Automating Vulnerability Reporting with Python and Pandas

Manual security reporting is slow, error-prone, and nobody's favourite Friday afternoon task. Here's how I replaced it with a Python pipeline at Citi.

Every week, security teams produce reports. Which systems have open vulnerabilities? Which are past SLA? Which business units are the worst offenders? These reports matter — they drive remediation prioritisation and land in front of senior leadership.

They’re also, in most organisations, still produced manually.

Someone exports a CSV from a scanning tool, opens it in Excel, applies some filters, pastes numbers into a slide deck, and sends it around. The process takes hours. It introduces errors. And when the stakeholder asks “can you filter this by region?” the whole thing starts again.

When I joined Citi’s Vulnerability Threat Management team, I built a Python pipeline to replace that process. Here’s the approach.

The core problem: multiple sources, inconsistent formats

Vulnerability data at an enterprise scale comes from multiple scanning tools. Each tool exports data in its own format — different column names, different severity classifications, different date formats. Before you can report on anything, you have to normalise.

Pandas is the right tool for this. The workflow:

import pandas as pd

# Load from multiple sources
tool_a = pd.read_csv("scanner_a_export.csv")
tool_b = pd.read_excel("scanner_b_export.xlsx")

# Normalise column names
tool_a = tool_a.rename(columns={
    "vuln_name": "vulnerability",
    "sev": "severity",
    "disc_date": "discovered_date"
})

# Normalise severity levels (different tools use different scales)
severity_map = {"CRIT": "Critical", "HIGH": "High", "MED": "Medium", "LOW": "Low"}
tool_a["severity"] = tool_a["severity"].map(severity_map)

# Combine
df = pd.concat([tool_a, tool_b], ignore_index=True)
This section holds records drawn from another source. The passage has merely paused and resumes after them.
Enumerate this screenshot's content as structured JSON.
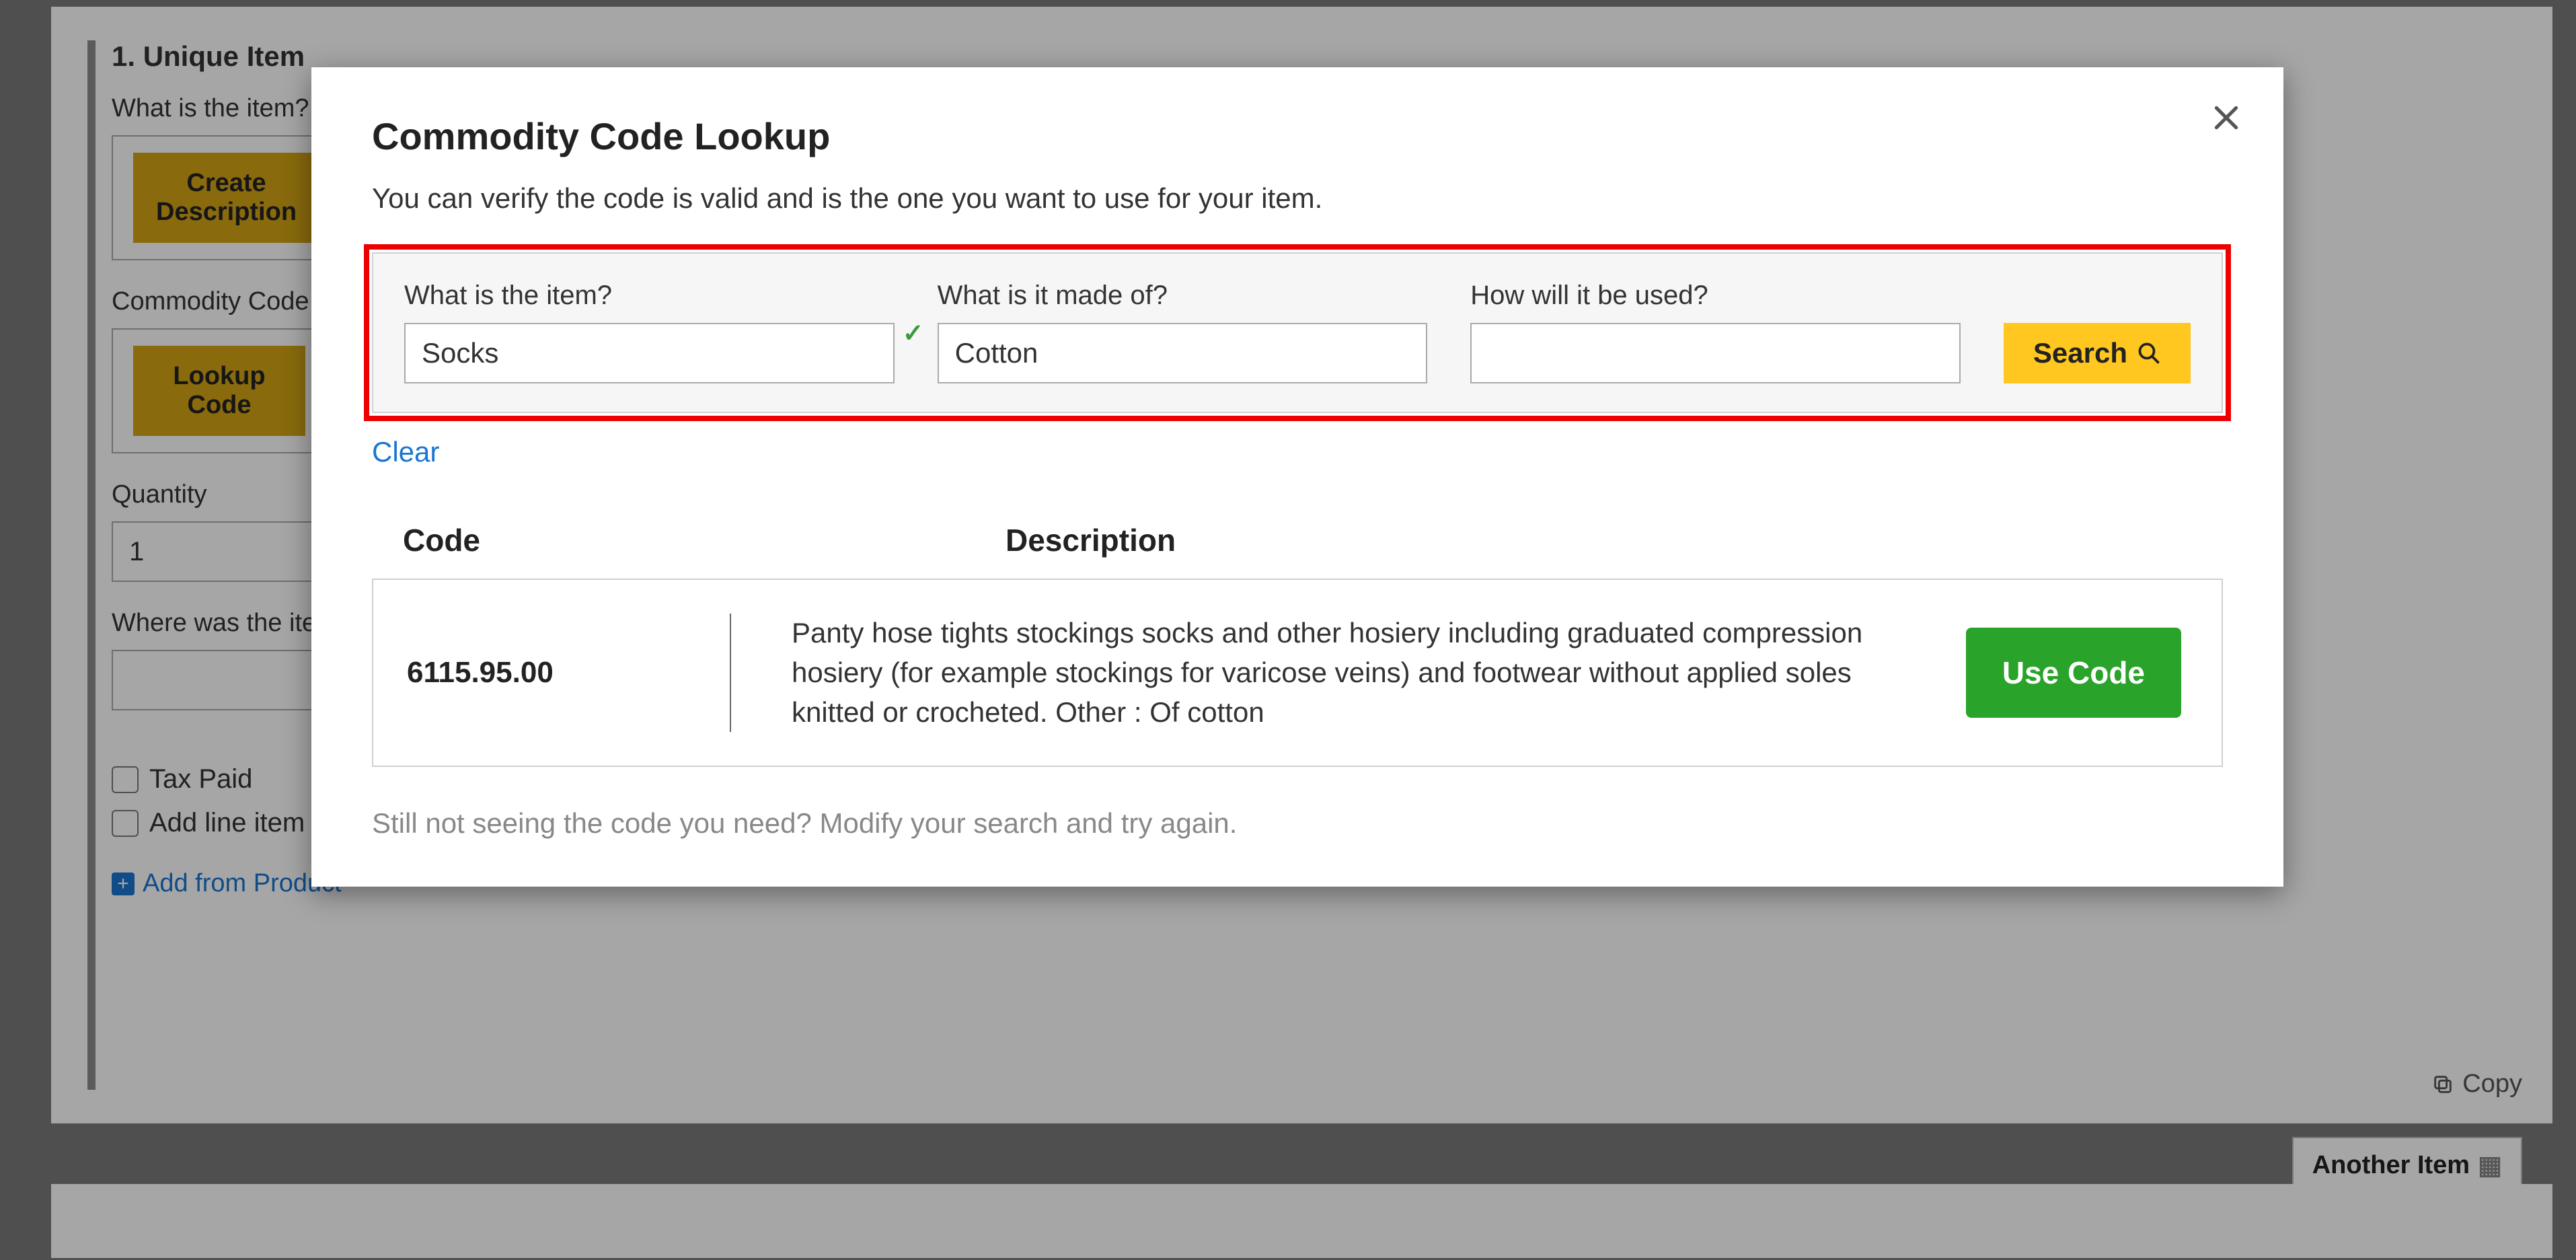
{
  "background": {
    "section_title": "1. Unique Item",
    "item_label": "What is the item?",
    "create_desc_btn": "Create Description",
    "commodity_label": "Commodity Code",
    "lookup_code_btn": "Lookup Code",
    "quantity_label": "Quantity",
    "quantity_value": "1",
    "origin_label": "Where was the item",
    "tax_paid_label": "Tax Paid",
    "add_line_label": "Add line item",
    "add_from_product": "Add from Product",
    "copy_label": "Copy",
    "another_item_label": "Another Item"
  },
  "modal": {
    "title": "Commodity Code Lookup",
    "subtitle": "You can verify the code is valid and is the one you want to use for your item.",
    "item_label": "What is the item?",
    "item_value": "Socks",
    "material_label": "What is it made of?",
    "material_value": "Cotton",
    "use_label": "How will it be used?",
    "use_value": "",
    "search_btn": "Search",
    "clear_link": "Clear",
    "header_code": "Code",
    "header_desc": "Description",
    "result": {
      "code": "6115.95.00",
      "desc": "Panty hose tights stockings socks and other hosiery including graduated compression hosiery (for example stockings for varicose veins) and footwear without applied soles knitted or crocheted. Other : Of cotton",
      "use_code_btn": "Use Code"
    },
    "bottom_hint": "Still not seeing the code you need? Modify your search and try again."
  }
}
Tedious, but once it’s written it’s consistent. No manual normalisation, no human errors in the mapping.

Calculating SLA compliance

Most vulnerability management programmes define remediation SLAs by severity: Critical within 15 days, High within 30, Medium within 90. Tracking compliance is a core reporting requirement.

from datetime import datetime

sla_days = {"Critical": 15, "High": 30, "Medium": 90, "Low": 180}

df["discovered_date"] = pd.to_datetime(df["discovered_date"])
df["sla_deadline"] = df.apply(
    lambda row: row["discovered_date"] + pd.Timedelta(days=sla_days.get(row["severity"], 180)),
    axis=1
)
df["days_overdue"] = (datetime.today() - df["sla_deadline"]).dt.days.clip(lower=0)
df["breached_sla"] = df["days_overdue"] > 0

Now every vulnerability record knows whether it’s within SLA and by how many days it’s overdue. Aggregating this by business unit, asset type, or geography is a single groupby.
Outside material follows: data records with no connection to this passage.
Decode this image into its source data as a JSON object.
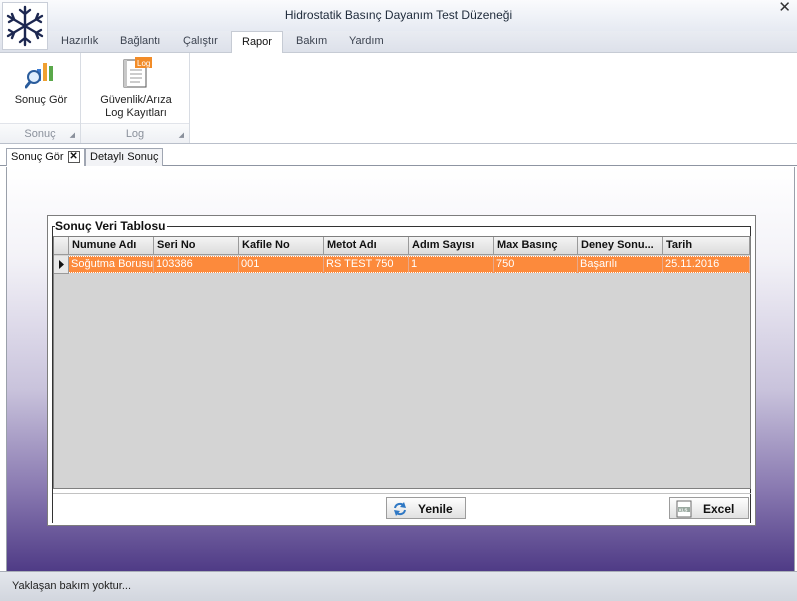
{
  "window": {
    "title": "Hidrostatik Basınç Dayanım Test Düzeneği",
    "close_glyph": "✕"
  },
  "ribbon_tabs": [
    {
      "label": "Hazırlık"
    },
    {
      "label": "Bağlantı"
    },
    {
      "label": "Çalıştır"
    },
    {
      "label": "Rapor"
    },
    {
      "label": "Bakım"
    },
    {
      "label": "Yardım"
    }
  ],
  "active_tab": "Rapor",
  "ribbon_groups": [
    {
      "label": "Sonuç",
      "button": {
        "label": "Sonuç Gör",
        "icon": "magnifier-chart-icon"
      }
    },
    {
      "label": "Log",
      "button": {
        "label_line1": "Güvenlik/Arıza",
        "label_line2": "Log Kayıtları",
        "icon": "log-document-icon",
        "icon_text": "Log"
      }
    }
  ],
  "doc_tabs": [
    {
      "label": "Sonuç Gör",
      "closable": true
    },
    {
      "label": "Detaylı Sonuç",
      "closable": false
    }
  ],
  "panel": {
    "title": "Sonuç Veri Tablosu",
    "columns": [
      "Numune Adı",
      "Seri No",
      "Kafile No",
      "Metot Adı",
      "Adım Sayısı",
      "Max Basınç",
      "Deney Sonu...",
      "Tarih"
    ],
    "rows": [
      [
        "Soğutma Borusu",
        "103386",
        "001",
        "RS TEST 750",
        "1",
        "750",
        "Başarılı",
        "25.11.2016"
      ]
    ],
    "buttons": {
      "refresh": {
        "label": "Yenile",
        "icon": "refresh-icon"
      },
      "excel": {
        "label": "Excel",
        "icon": "excel-file-icon",
        "icon_text": "XLS"
      }
    }
  },
  "status": {
    "text": "Yaklaşan bakım yoktur..."
  },
  "colors": {
    "selected_row": "#fc8a3c",
    "workspace_gradient_end": "#4f3b86",
    "refresh_icon": "#2f78c4"
  }
}
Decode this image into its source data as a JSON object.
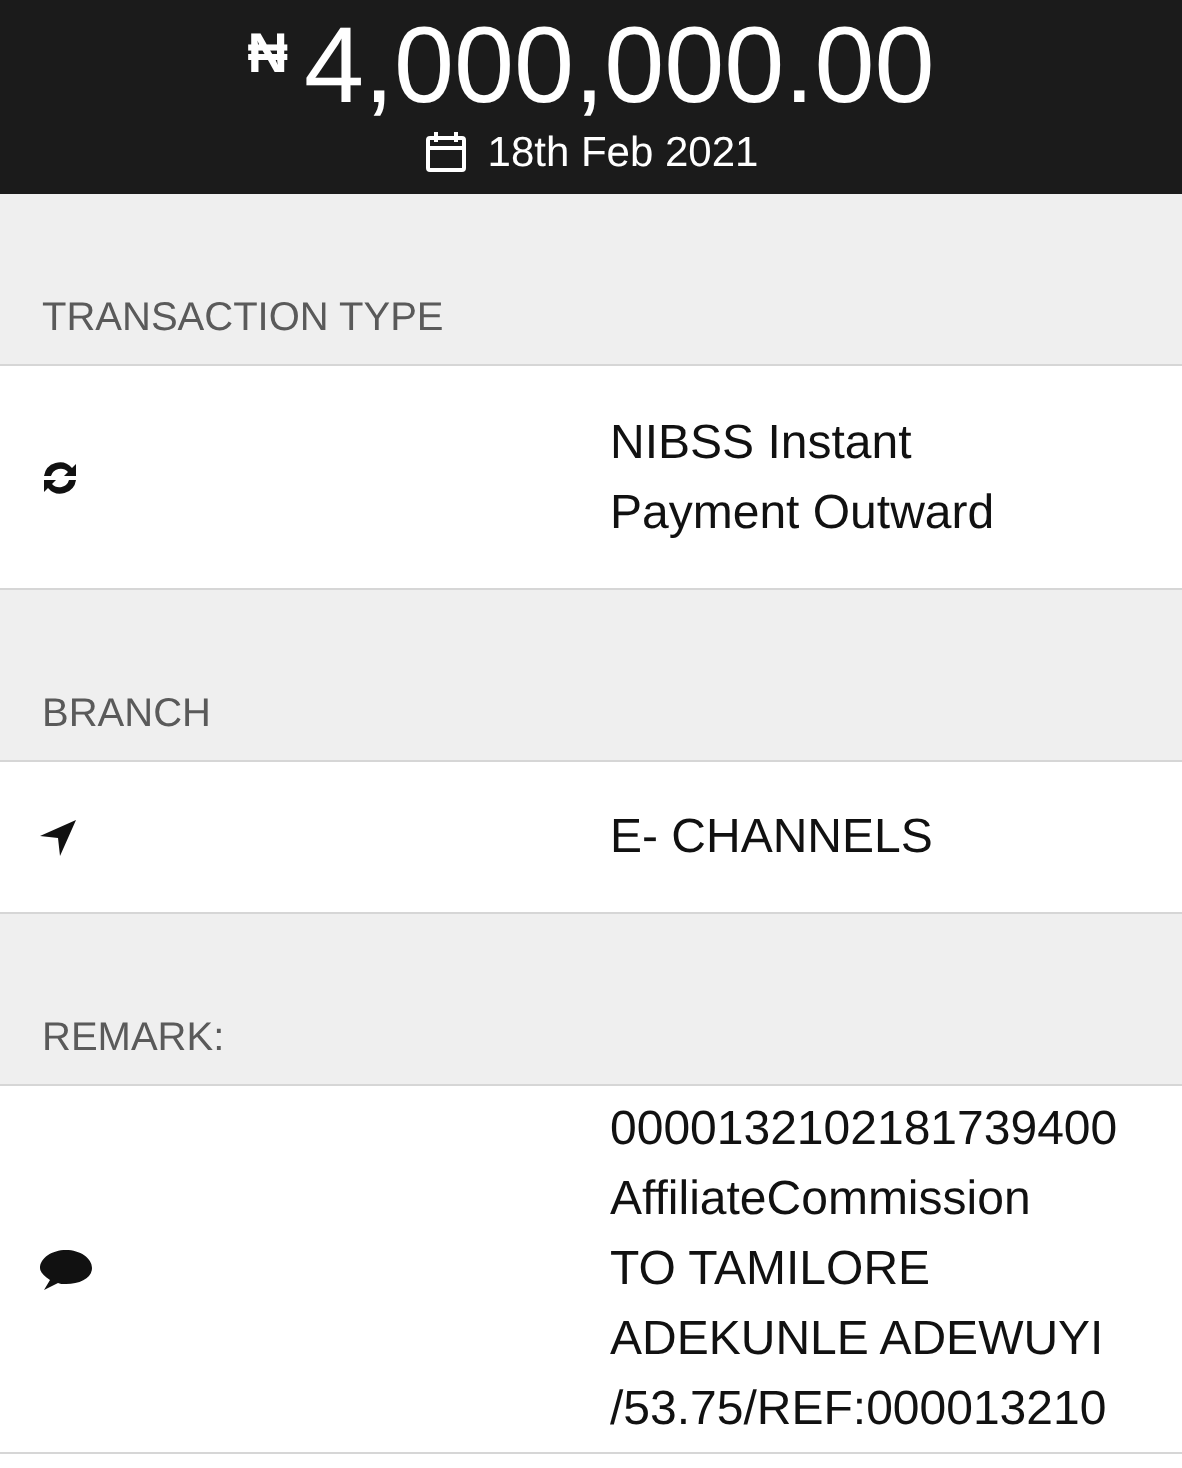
{
  "header": {
    "currency": "₦",
    "amount": "4,000,000.00",
    "date": "18th Feb 2021"
  },
  "sections": [
    {
      "label": "TRANSACTION TYPE",
      "kind": "refresh",
      "lines": [
        "NIBSS Instant",
        "Payment Outward"
      ]
    },
    {
      "label": "BRANCH",
      "kind": "location",
      "lines": [
        "E- CHANNELS"
      ]
    },
    {
      "label": "REMARK:",
      "kind": "comment",
      "lines": [
        "0000132102181739400",
        "AffiliateCommission",
        "TO TAMILORE",
        "ADEKUNLE ADEWUYI",
        "/53.75/REF:000013210"
      ]
    }
  ]
}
From pipeline to dashboard

The pipeline feeds a Streamlit dashboard. Rather than producing a static report, stakeholders get an interactive view: filter by severity, business unit, date range. Drill down from a summary count to the specific vulnerabilities driving it.

The dashboard refreshes from the latest data on load. There’s no “report production” step. When leadership asks a question, the answer is already there.

What this replaced

The old process: ~3 hours of manual work per weekly report cycle, error-prone copy-paste, no drill-down capability, stale by the time it was read.
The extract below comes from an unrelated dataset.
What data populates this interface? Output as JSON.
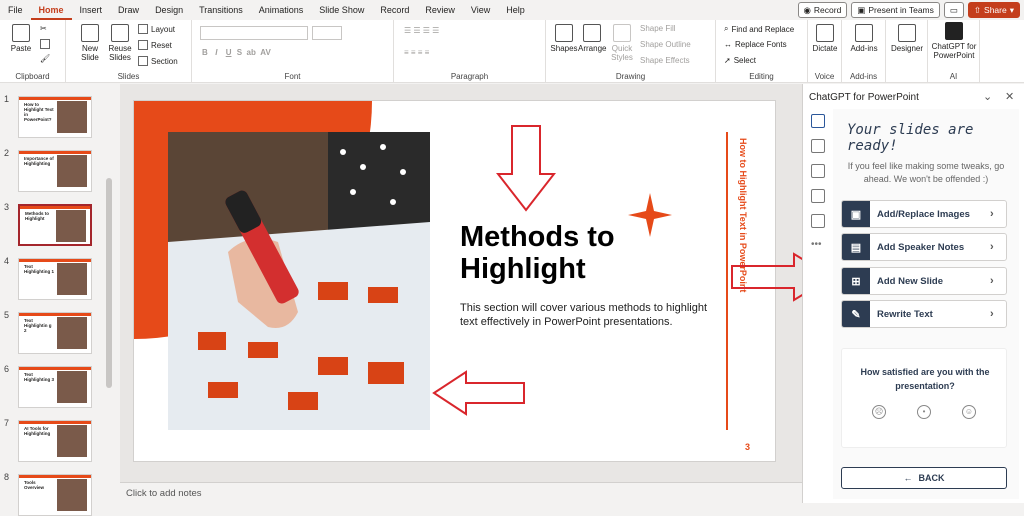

The new process: run one script, open a browser tab.

The interesting thing is that the Python and Pandas skills involved aren’t advanced. This is read_csv, rename, merge, groupby, to_datetime. Standard toolkit. The value isn’t in the complexity of the code — it’s in having code at all, instead of a manual process that degrades every time someone is in a hurry.

If you’re on a security team still producing reports manually, this is low-hanging fruit. The tools are free, the skills are learnable, and the time savings compound every single week.